Отсроченная диагностика ФГА у пациенток с аменореями, продемонстрированная на примере клинического случая, к сожалению, нередкое явление в реальной российской клинической практике. Указанное обусловлено тем, что ФГА представляет собой относительно новую нозологическую форму, начальные этапы развития заболевания не сопровождаются выраженными и специфическими изменениями лабораторных показателей, а верификация ФГА требует последовательного исключения всех возможных причин нарушений менструального цикла, что требует определенного времени. Более того, проведение дифференциальной диагностики между неандрогенным фенотипом СПЯ и ФГА сопряжено с объективными трудностями, поскольку у 50% пациенток с обозначенным фенотипом СПЯ (олигоановуляция и поликистозная морфология яичников при УЗИ) может быть диагностирована ФГА [43]. В этой связи крайне важно перед назначением КГК, создающих, по сути, «иллюзию благополучия», убедиться в правильности выставленного диагноза заболевания, проявляющегося ановуляцией/аменореей.

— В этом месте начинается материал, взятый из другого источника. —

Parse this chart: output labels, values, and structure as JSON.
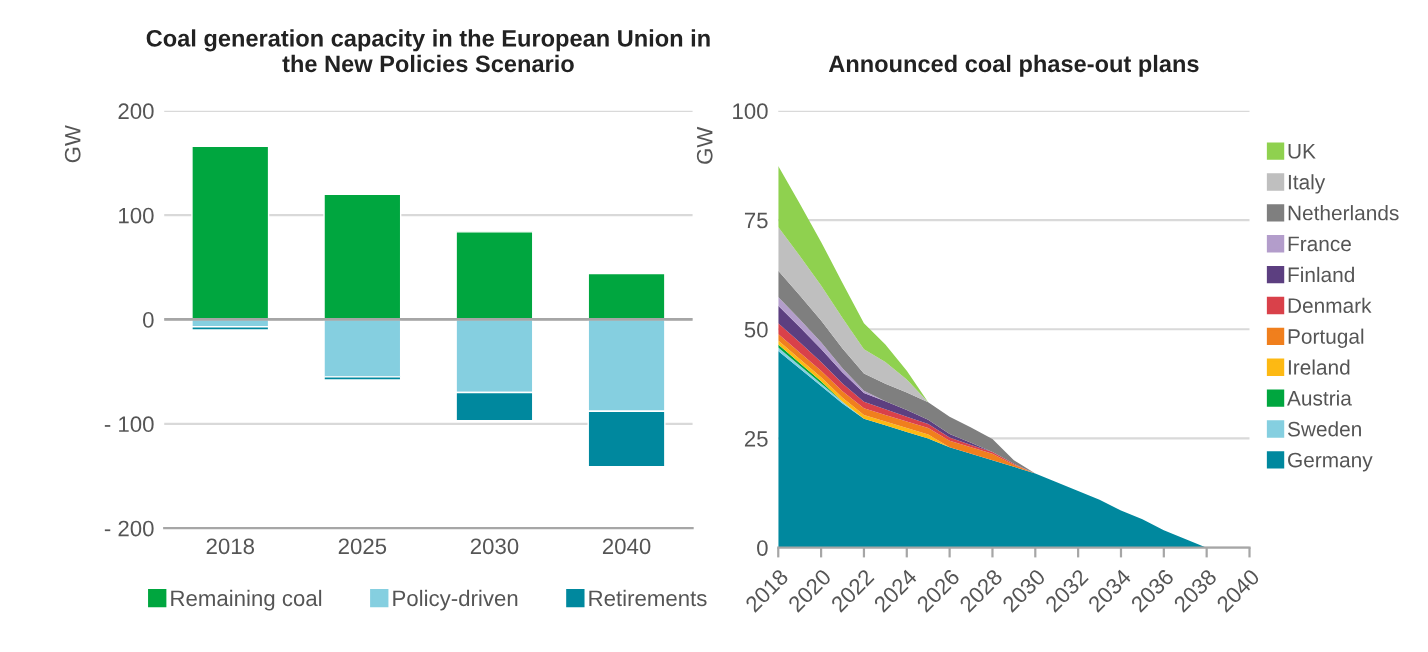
{
  "chart_data": [
    {
      "type": "bar",
      "title": "Coal generation capacity in the European Union in\nthe New Policies Scenario",
      "ylabel": "GW",
      "stacked": true,
      "categories": [
        "2018",
        "2025",
        "2030",
        "2040"
      ],
      "series": [
        {
          "name": "Remaining coal",
          "color": "#00a63f",
          "values": [
            166,
            120,
            84,
            44
          ]
        },
        {
          "name": "Policy-driven",
          "color": "#85cfe0",
          "values": [
            -7,
            -55,
            -70,
            -88
          ]
        },
        {
          "name": "Retirements",
          "color": "#00889e",
          "values": [
            -3,
            -3,
            -27,
            -53
          ]
        }
      ],
      "ylim": [
        -200,
        200
      ],
      "yticks": [
        {
          "value": -200,
          "label": "- 200"
        },
        {
          "value": -100,
          "label": "- 100"
        },
        0,
        100,
        200
      ],
      "grid": "y",
      "legend": "bottom"
    },
    {
      "type": "area",
      "title": "Announced coal phase-out plans",
      "ylabel": "GW",
      "stacked": true,
      "x": [
        2018,
        2019,
        2020,
        2021,
        2022,
        2023,
        2024,
        2025,
        2026,
        2027,
        2028,
        2029,
        2030,
        2031,
        2032,
        2033,
        2034,
        2035,
        2036,
        2037,
        2038
      ],
      "series": [
        {
          "name": "Germany",
          "color": "#00889e",
          "values": [
            45,
            41,
            37,
            33,
            29.5,
            28,
            26.5,
            25,
            23,
            21.5,
            20,
            18.5,
            17,
            15,
            13,
            11,
            8.5,
            6.5,
            4,
            2,
            0
          ]
        },
        {
          "name": "Sweden",
          "color": "#85cfe0",
          "values": [
            0.8,
            0.7,
            0.6,
            0.4,
            0,
            0,
            0,
            0,
            0,
            0,
            0,
            0,
            0,
            0,
            0,
            0,
            0,
            0,
            0,
            0,
            0
          ]
        },
        {
          "name": "Austria",
          "color": "#00a63f",
          "values": [
            0.7,
            0.6,
            0.5,
            0,
            0,
            0,
            0,
            0,
            0,
            0,
            0,
            0,
            0,
            0,
            0,
            0,
            0,
            0,
            0,
            0,
            0
          ]
        },
        {
          "name": "Ireland",
          "color": "#fdb913",
          "values": [
            0.9,
            0.9,
            0.9,
            0.9,
            0.9,
            0.9,
            0.9,
            0.9,
            0,
            0,
            0,
            0,
            0,
            0,
            0,
            0,
            0,
            0,
            0,
            0,
            0
          ]
        },
        {
          "name": "Portugal",
          "color": "#f07f1d",
          "values": [
            1.5,
            1.5,
            1.5,
            1.5,
            1.5,
            1.5,
            1.5,
            1.5,
            1.5,
            1.5,
            1.5,
            0.5,
            0,
            0,
            0,
            0,
            0,
            0,
            0,
            0,
            0
          ]
        },
        {
          "name": "Denmark",
          "color": "#d9414a",
          "values": [
            2.5,
            2.3,
            2,
            1.8,
            1.5,
            1.3,
            1.1,
            0.9,
            0.7,
            0.5,
            0.4,
            0.2,
            0,
            0,
            0,
            0,
            0,
            0,
            0,
            0,
            0
          ]
        },
        {
          "name": "Finland",
          "color": "#5c3f80",
          "values": [
            4,
            3.5,
            3,
            2.5,
            2,
            1.8,
            1.5,
            1,
            0.8,
            0.5,
            0,
            0,
            0,
            0,
            0,
            0,
            0,
            0,
            0,
            0,
            0
          ]
        },
        {
          "name": "France",
          "color": "#b39dcb",
          "values": [
            2,
            1.8,
            1.5,
            1,
            0.5,
            0,
            0,
            0,
            0,
            0,
            0,
            0,
            0,
            0,
            0,
            0,
            0,
            0,
            0,
            0,
            0
          ]
        },
        {
          "name": "Netherlands",
          "color": "#7f7f7f",
          "values": [
            6,
            5.5,
            5,
            4.5,
            4,
            4,
            4,
            4,
            4,
            3.5,
            3,
            0.8,
            0,
            0,
            0,
            0,
            0,
            0,
            0,
            0,
            0
          ]
        },
        {
          "name": "Italy",
          "color": "#bfbfbf",
          "values": [
            10,
            9,
            8,
            7,
            5.5,
            5,
            3,
            0,
            0,
            0,
            0,
            0,
            0,
            0,
            0,
            0,
            0,
            0,
            0,
            0,
            0
          ]
        },
        {
          "name": "UK",
          "color": "#8fd14f",
          "values": [
            14,
            12,
            10,
            8,
            6,
            4,
            2,
            0,
            0,
            0,
            0,
            0,
            0,
            0,
            0,
            0,
            0,
            0,
            0,
            0,
            0
          ]
        }
      ],
      "xlim": [
        2018,
        2040
      ],
      "xticks": [
        2018,
        2020,
        2022,
        2024,
        2026,
        2028,
        2030,
        2032,
        2034,
        2036,
        2038,
        2040
      ],
      "ylim": [
        0,
        100
      ],
      "yticks": [
        0,
        25,
        50,
        75,
        100
      ],
      "grid": "y",
      "legend": "right"
    }
  ]
}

Во избежание попадания в диагностические «ловушки» требуется глубокое понимание патофизиологических механизмов развития ФГА и СПЯ, которые определяют направление и объем диагностического обследования пациенток с олиго- и аменореями.
Следует отметить, что при оказании помощи пациенткам с ФГА необходимо привлечение специалистов в области психического здоровья и диетологов; избегать назначения КГК для «восстановления» менструального цикла, а также ЗГТ с пероральными эстрогенами вместо единственно эффективных при ФГА трансдермальных форм (в частности, 0,1% геля эстрадиола гемигидрата (Дивигель) в виде саше или помпы). При этом ЗГТ для пациенток с ФГА подразумевает применение не низких доз эстрогенов, как у женщин перименопаузального периода, а, напротив, использование высоких доз, что относится к безопасному вмешательству, не блокирующему восстановление естественных овуляторных менструальных циклов после нормализации энергетического баланса или устранения стрессового фактора.
Заключение
Проведение последовательных диагностических мероприятий, следование четким алгоритмам, позволяющим своевременно верифицировать ФГА, и корректно подобранная заместительная гормональная терапия с трансдермальными эстрогенами позволят нивелировать симптомы заболевания, предотвратить развитие отдаленных осложнений в виде остеопороза и сердечно-сосудистых заболеваний.